Exhibitions

Exhibitions at the Leventhal Center bring maps and geography to life on themes connected to the present day

We regularly mount exhibitions in our gallery, located in the historic McKim Building the Boston Public Library in Copley Square. Exhibitions topics range from collections-centered shows on Boston bird's eye views and women mapmakers to theme-centered shows on the American Revolution, Boston immigration, and public landscapes. All of our exhibitions feature scholarly research as well as activities for families, children, and educators.

Coming Soon

Declarations: Printing a New Nation

April 11, 2026 – September 13, 2026

Excerpt of a BPL copy of the Declaration of Independence

On July 4, 1776, the Continental Congress ratified the Declaration of Independence in Philadelphia, Pennsylvania. The next day, the first printed copies were sent off and began to circulate through the thirteen colonies, which were now, on paper, independent states.

Throughout July and August of 1776, the Declaration was reprinted in major American cities and small towns alike. Some of these new printings appeared in newspapers. Others were issued as large, single-sheet publications known as broadsides. Many versions, in both formats, were printed before the delegates to the Continental Congress began to sign the official handwritten Declaration in early August.

These early printings of the Declaration were created at a time when the independence of the future United States was anything but certain. From the perspective of those who read it in the summer of 1776, we can see the Declaration of Independence in its original form: not yet a famous founding document, but breaking news.

For more information about the exhibition, see the BPL press release.

Curated by Jay Moschella and Garrett Dash Nelson

Rotating Exhibition

Terrains of Independence

April 2025 – March 2026

Closing soon

This exhibition will be on display until March 29, 2026. The digital exhibition will remain available as a teaching and learning resource.
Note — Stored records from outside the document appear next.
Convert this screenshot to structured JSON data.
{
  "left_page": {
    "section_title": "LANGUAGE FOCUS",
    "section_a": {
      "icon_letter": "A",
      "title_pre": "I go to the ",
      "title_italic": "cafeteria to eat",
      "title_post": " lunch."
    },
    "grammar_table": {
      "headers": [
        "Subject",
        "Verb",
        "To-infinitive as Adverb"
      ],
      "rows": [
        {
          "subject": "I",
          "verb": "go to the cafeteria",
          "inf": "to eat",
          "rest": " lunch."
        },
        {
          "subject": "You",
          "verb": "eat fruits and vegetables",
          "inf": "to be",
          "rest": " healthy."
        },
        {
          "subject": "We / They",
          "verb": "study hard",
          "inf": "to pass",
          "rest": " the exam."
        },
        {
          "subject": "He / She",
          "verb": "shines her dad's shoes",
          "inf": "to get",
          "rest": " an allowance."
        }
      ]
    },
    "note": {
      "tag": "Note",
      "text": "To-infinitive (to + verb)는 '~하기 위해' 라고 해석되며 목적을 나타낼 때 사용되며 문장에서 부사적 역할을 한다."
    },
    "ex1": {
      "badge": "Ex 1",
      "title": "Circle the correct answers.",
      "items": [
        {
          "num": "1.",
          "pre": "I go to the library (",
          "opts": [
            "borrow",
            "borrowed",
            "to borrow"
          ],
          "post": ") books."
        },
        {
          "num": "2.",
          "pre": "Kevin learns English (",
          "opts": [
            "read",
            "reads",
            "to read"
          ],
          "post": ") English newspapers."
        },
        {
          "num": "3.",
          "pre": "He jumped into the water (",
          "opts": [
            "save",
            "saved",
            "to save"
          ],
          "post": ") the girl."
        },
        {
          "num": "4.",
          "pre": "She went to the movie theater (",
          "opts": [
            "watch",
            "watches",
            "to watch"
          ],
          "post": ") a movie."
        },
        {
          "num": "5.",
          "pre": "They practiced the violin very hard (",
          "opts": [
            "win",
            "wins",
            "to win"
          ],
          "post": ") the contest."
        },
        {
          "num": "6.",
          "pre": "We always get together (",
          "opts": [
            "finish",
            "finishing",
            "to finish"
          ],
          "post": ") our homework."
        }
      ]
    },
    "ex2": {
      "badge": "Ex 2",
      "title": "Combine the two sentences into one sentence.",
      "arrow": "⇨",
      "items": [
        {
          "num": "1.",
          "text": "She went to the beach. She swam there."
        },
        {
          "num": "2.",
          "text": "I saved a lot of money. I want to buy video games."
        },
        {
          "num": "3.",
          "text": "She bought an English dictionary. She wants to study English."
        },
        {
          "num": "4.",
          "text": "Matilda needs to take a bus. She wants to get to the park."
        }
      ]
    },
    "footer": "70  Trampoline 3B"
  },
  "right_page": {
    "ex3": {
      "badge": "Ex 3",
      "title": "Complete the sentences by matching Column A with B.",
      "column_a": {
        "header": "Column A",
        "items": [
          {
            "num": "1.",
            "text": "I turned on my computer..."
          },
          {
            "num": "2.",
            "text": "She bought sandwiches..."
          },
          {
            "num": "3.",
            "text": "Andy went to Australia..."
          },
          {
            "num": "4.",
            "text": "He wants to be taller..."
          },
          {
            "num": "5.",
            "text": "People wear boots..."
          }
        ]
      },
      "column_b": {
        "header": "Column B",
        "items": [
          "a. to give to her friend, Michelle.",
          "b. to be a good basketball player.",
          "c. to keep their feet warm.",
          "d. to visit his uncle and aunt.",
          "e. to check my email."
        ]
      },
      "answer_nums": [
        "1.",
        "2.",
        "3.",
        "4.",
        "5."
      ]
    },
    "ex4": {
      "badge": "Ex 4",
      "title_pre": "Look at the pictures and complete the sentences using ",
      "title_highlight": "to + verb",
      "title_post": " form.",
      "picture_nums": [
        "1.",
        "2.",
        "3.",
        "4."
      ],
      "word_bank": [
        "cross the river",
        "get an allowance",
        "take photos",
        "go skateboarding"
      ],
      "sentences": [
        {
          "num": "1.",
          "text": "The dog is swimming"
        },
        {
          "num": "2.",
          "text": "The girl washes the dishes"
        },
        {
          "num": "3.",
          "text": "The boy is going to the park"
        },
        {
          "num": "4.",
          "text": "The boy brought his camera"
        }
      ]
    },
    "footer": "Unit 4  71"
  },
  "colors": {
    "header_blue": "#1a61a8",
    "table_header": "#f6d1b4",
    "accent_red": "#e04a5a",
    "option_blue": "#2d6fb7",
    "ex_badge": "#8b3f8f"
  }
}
In 1775, a collision of word-historical forces, driven by ocean-spanning empires, conflicts over trade and settlement, and new ideas about society and government, came together in the spark of the American Revolution. Yet although both the causes and the consequences of the Revolution were grand in scale, the war ignited in the tinderbox of a very specific local geography: Boston and the surrounding towns of Massachusetts. Why did it happen here? The revolutionary moment was as much about places as it was about people or ideas. In and around Boston, the tensions of Britain’s colonial empire had been rising for decades before the 1770s. The commercial geography of the city and its region, zones of friction between classes and communities, and contestations over the environment all helped to create the conditions that led to an era of revolutionary upheaval in Massachusetts. In the Leventhal Map & Education Center’s exhibition Terrains of Independence, maps will offer the entry point to a reconsideration of the Revolutionary War through the lens of locality and place.

Curated by Katy Lasdow and Garrett Dash Nelson

Permanent Exhibition

Becoming Boston: Eight Moments in the Geography of a Changing City

Maps trace out the complicated history of places, and we can use them to document geography in much the same way that we can use diaries and letters to document biography. In the eight cases of this exhibition, we follow the changing spatial forms of the place we now call Boston—from before the landscape carried that name all the way through the struggles, clashes, and dreams that continue to reshape the city today. These maps don’t merely depict facts about how the city looked at different moments in its history. Instead, they invite us to contemplate how geographic forces, both natural and human, have constructed the physical and social world around us, through large and small transformations that have transpired over many centuries.

As one of the most important centers of a newly independent nation, Boston spent the first half of the nineteenth century reimagining its urban form and building neighborhoods from scratch, as seen in this 1895 map.